Professor David Tscharke is one of the leading researchers on viruses - he's a go-to expert on the coronavirus - but now he's been given a grant to study a field far closer to home: his own illness.
The head of Australian National University's Department of Immunology and Infectious Diseases is to research multiple sclerosis, the disease he found he had 10 years ago.
At the age of 41, he felt some tingling and numbness that turned out to be caused by MS, a degenerative disease of the central nervous system.
"I knew something was wrong because I had an odd sensation in my left arm and then some numbness in my left hand and then tingling in my left foot," he said.
"As a medical researcher, you know there is only one thing that connects the hand and the foot and that is the central nervous system - so that made me worried."
He went to his GP and the scans revealed the truth he had feared.
But MS has not been his main field - until now.
Over the past 30 years, he has primarily studied viruses and the way the body responds to them.
But now he has won an Incubator Grant from MS Research Australia to study the illness which is closest to him.
"I want to help people with MS, like me, make better treatment option choices," Professor Tscharke said.
With MS, the condition worsens over time - it only goes one way - but there can be variations, with symptoms coming and going on the route.
Those symptoms include numbness, being unable to walk or losing vision.

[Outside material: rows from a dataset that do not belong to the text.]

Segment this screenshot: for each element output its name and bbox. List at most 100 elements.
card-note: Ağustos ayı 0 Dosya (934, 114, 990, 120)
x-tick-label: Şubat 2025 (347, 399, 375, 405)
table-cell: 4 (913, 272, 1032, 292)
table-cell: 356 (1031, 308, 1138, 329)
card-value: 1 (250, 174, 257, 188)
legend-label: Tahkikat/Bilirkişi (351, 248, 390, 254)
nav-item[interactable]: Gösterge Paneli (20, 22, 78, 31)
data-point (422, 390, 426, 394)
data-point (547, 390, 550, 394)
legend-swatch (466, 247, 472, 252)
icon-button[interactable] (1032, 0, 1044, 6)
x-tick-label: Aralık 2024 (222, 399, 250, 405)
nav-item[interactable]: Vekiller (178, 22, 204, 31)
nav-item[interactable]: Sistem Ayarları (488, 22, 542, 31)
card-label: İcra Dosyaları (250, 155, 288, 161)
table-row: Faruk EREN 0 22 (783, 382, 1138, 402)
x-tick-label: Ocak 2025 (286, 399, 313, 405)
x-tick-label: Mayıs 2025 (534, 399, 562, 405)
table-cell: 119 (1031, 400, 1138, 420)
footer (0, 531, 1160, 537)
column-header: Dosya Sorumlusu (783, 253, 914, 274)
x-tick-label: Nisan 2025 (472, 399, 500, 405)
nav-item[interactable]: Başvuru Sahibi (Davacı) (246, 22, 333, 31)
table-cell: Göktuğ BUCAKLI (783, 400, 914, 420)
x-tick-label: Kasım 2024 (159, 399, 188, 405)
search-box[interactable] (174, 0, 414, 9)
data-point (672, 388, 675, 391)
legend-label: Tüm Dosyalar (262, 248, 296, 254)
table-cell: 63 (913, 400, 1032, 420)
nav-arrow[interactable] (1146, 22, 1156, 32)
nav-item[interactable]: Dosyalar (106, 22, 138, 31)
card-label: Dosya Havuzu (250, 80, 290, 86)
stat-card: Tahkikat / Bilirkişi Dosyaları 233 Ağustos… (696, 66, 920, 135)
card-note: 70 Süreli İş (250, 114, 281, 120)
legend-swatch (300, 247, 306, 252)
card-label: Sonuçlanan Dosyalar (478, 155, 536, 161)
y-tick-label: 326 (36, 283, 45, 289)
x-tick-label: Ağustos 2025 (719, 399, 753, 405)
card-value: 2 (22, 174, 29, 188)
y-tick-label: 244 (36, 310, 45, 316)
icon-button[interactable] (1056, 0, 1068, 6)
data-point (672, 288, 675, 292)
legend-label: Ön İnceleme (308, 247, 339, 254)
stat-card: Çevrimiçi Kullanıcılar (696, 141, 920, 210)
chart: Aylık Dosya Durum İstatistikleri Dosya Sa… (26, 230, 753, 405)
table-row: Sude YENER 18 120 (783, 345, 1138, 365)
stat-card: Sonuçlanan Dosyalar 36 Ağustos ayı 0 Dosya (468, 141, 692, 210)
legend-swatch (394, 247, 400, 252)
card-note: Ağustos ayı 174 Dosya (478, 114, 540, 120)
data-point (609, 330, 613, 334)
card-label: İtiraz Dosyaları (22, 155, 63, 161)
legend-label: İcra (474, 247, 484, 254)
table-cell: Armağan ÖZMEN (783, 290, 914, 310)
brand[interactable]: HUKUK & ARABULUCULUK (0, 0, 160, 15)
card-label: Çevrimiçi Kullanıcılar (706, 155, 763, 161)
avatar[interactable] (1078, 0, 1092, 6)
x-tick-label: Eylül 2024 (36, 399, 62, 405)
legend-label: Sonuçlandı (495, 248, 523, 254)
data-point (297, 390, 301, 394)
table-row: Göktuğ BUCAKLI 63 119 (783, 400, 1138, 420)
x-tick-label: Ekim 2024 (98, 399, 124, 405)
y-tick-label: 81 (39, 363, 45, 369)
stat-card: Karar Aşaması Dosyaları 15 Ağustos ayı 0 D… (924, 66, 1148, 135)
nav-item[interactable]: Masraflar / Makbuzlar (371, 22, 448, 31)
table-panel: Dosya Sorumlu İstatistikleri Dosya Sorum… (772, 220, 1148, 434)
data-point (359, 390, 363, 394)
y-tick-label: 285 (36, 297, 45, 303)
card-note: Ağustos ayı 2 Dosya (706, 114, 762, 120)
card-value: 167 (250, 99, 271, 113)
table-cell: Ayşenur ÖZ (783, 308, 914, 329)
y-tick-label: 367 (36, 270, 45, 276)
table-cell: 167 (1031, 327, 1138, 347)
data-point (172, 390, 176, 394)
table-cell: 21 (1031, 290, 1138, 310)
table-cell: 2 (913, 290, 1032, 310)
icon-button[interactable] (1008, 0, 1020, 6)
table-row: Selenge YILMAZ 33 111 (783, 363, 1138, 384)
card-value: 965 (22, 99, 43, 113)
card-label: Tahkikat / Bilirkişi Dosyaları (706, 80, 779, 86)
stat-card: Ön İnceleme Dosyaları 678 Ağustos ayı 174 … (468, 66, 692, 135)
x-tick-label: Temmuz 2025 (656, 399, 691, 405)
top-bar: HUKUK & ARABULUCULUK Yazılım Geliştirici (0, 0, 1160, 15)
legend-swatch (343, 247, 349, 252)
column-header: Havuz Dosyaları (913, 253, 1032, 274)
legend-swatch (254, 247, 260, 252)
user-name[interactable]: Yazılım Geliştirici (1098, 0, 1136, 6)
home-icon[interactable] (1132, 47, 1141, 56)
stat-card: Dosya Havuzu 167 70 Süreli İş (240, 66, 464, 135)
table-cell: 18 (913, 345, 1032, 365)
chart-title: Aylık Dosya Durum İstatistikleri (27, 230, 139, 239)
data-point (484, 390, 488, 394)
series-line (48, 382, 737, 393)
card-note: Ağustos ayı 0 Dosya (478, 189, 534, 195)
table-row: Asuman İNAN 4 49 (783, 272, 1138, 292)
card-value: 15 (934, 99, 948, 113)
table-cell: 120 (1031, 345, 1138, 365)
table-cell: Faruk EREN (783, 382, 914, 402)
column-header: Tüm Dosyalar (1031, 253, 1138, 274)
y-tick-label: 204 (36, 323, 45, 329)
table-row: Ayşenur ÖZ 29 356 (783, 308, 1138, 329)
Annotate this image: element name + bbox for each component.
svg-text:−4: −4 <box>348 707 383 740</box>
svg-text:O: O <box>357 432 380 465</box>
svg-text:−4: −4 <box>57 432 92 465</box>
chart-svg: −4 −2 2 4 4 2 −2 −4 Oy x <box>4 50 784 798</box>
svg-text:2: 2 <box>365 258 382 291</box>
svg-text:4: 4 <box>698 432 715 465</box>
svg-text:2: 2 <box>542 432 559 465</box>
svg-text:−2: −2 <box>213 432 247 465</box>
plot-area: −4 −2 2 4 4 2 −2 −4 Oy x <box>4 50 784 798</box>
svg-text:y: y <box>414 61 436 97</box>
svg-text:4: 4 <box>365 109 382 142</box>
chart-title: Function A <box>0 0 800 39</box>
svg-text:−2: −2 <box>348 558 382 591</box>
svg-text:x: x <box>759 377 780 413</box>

The symptoms can last for days or months but then go into remission.
Understanding these changes will help patients - including the researcher.
"The timing is almost beyond belief," he said.
"I am starting a new project to research infections associated with treatments for MS and I've just found out that I have caught a virus infection that means my current MS treatment is no longer safe.
"I have to change my treatment and there is always uncertainty when you change your treatment. There are a number of options and it is a difficult choice people with MS have to make with their neurologist and treatment teams."
Professor Tscharke found it hard to deal emotionally with his diagnosis 10 years ago.
"After I was diagnosed, I was wiped out for a year.
"It took me a while to have confidence that I could start planning a future."
But he did get that confidence and resumed his work as one of the leading scientists in the field of viruses.
"Being a medical researcher helps me navigate MS but it doesn't remove the emotional component of all of this, and having a chronic disease is a particular burden in your mind."
But he still thinks he is better off than many sufferers who can't function as well as he can.
"Having MS is drawing a short straw in life, but having MS that's not highly active - it is a little bit of luck."